Handanovic-Rafael: sfida a distanza tra due portieri che non convincono

    SFIDA A DISTANZA Il portiere dell’Inter deve rifarsi dopo aver subito 7

    gol in due gare. Al brasiliano è andata meglio ma non convince

    Handanovic-Rafael, tanta voglia di rifarsi

    di Salvatore Caiazza Il Roma

    I portieri nel mirino. Non è un buon momento per Handanovic e Rafael.

    I numeri uno di Inter e Napoli non sono stati ancora il valore aggiunto
    per i rispettivi allenatori. La speranza di entrambi è che domenica
    prossima nel match verità del Meazza ognuno possa fare la differenza
    evitando così agli avversari di segnare. Handanovic deve fare i conti
    con un passivo esagerato. In due partite di campionato ha incassatol a bellezza di sette gol. Quattro dal Cagliari e tre dalla Fiorentina.
    Praticamente in due giornate l’estremo difensore nerazzurro è stato preso a pallettoni dagli attaccanti senza poter fare niente. Va detto
    che ci sono stati dei calciatori, vedi quelli della Fiorentina, che hanno trovato la prodezza della domenica.

    Sta di fatto che Handanovic è stato messo alla gogna assieme al suo allenatore che contro il vecchio
    Napoli rischia addirittura il posto. Dall’altra parte ci sarà il giovane Rafael che, nonostante rispetto al collega interista ha un passivo
    minimo (una sola rete incassata), viene messo sistematicamente in
      discussione. Secondo i critici non dà abbastanza sicurezza alla porta e di conseguenza all’intero reparto. Tranne che contro il Sassuolo e lo Slovan Bratislava, è sempre stato punito. Anche per errori personali.
    Fortunatamente con il Toro una sua uscita a vuoto non è costata tanto poiché l’arbitro ha deciso di non punire il fallo di mani in area di Zuniga.

    L’avesse fatto, a quest’ora si starebbe parlando ancora di un’altra occasione persa.
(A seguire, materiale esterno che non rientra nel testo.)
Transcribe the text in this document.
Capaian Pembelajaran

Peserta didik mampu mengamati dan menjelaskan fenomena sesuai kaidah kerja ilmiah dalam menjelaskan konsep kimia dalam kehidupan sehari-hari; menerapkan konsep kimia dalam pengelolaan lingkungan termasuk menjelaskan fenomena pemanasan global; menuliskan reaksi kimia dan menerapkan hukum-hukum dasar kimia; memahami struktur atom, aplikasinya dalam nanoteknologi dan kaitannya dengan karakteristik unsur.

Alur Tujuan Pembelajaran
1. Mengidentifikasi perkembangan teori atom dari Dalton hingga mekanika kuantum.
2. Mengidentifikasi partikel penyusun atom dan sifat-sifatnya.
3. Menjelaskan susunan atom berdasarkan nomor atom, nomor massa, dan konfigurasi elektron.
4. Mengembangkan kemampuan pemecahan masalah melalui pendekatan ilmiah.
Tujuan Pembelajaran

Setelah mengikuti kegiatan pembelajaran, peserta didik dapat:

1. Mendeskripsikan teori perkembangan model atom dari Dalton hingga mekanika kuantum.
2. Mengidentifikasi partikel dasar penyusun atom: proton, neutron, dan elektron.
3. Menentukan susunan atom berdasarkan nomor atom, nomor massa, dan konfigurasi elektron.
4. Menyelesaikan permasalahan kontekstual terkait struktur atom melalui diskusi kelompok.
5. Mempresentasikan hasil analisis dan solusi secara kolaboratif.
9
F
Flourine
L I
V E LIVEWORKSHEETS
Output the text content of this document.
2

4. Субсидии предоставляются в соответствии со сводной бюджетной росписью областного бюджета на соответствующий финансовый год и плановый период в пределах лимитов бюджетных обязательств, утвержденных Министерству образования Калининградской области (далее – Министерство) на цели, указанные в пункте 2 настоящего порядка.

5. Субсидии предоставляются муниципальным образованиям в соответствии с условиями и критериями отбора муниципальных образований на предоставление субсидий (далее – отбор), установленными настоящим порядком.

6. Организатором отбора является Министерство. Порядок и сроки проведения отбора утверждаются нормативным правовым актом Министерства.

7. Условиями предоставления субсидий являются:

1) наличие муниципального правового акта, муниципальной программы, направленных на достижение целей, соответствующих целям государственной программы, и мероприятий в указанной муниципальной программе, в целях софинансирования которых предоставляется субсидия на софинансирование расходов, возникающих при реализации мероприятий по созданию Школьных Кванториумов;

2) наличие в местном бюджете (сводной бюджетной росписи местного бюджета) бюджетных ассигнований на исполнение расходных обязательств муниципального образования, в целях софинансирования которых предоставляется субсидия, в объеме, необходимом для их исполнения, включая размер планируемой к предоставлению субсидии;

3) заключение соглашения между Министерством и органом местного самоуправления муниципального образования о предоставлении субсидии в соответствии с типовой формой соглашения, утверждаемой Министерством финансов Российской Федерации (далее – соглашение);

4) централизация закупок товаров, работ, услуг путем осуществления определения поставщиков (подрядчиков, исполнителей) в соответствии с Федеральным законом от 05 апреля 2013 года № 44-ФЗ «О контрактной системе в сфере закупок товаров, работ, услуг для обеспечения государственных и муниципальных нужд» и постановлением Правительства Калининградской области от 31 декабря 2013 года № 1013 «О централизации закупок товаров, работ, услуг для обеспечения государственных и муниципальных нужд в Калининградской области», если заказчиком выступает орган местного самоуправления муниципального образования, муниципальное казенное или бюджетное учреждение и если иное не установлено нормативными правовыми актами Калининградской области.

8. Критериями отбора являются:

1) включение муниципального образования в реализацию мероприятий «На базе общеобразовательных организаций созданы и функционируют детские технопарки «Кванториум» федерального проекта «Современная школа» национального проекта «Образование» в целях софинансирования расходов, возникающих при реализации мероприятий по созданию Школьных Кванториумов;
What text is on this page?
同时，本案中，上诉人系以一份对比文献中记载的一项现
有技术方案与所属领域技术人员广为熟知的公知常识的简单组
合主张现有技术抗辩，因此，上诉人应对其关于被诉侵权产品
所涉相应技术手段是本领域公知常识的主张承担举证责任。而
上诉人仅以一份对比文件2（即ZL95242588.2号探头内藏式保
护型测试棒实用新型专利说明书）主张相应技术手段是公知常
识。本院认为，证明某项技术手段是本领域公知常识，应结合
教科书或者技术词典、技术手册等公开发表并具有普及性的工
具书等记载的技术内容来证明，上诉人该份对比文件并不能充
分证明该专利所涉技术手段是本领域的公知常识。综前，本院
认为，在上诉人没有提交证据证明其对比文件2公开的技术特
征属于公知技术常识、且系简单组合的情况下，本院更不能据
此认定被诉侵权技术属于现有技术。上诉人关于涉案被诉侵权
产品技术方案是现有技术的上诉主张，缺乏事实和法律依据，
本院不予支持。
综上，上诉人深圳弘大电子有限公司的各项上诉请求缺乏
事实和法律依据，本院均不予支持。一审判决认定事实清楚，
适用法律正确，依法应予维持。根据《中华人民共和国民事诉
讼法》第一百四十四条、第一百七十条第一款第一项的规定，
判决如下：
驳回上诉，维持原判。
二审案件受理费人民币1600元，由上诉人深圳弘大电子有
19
E di un altro errore di un portiere che
    proprio non riesce a buttarsi alle spalle l’infortunio grave al
    ginocchio. Fino a quando resta tra i pali non è male, come prova a
    sventare qualche pericolo nel gioco aereo va in difficoltà. È come se la
    sua gamba non riuscisse a spingere come si deve. Un handicap non da poco
    per un numero uno bravo e con un futuro assicurato. Domenica, dunque, ci
    sarà questo duello a distanza. Che vale tantissimo per i rispettivi
    allenatori.

    Mazzarri ha una spada di Damocle sulla testa. Anche un pari potrebbe farlo esonerare. Benitez ha bisogno di conferme dopo due
    successi consecutivi in campionato più un terzo in Europa League. I due tecnici si fidano tanto dei propri portieri.

    E non potrebbe essere altrimenti. Ma è arrivato il momento di dimostrare il loro vero valore. Handanovic non ha bisogno di presentazioni, è uno che, soprattutto sui
    calci di rigore, è un fenomeno. Purtroppo si è ritrovato in balia degli attaccanti avversari che l’hanno punito sette volte in due partite.
    Rafael è un novizio in serie A. Conosce molto poco i puntero del campionato italiano ma sa essere protagonista quando vuole. Deve solo
    riuscire a scrollarsi di dosso le paure dell’infortunio e per forza di cose diventerà un protagonista ai livelli di Callejon. Sì perché lo
    spagnolo i gol li fa mentre il sudamericano li dovrebbe evitare.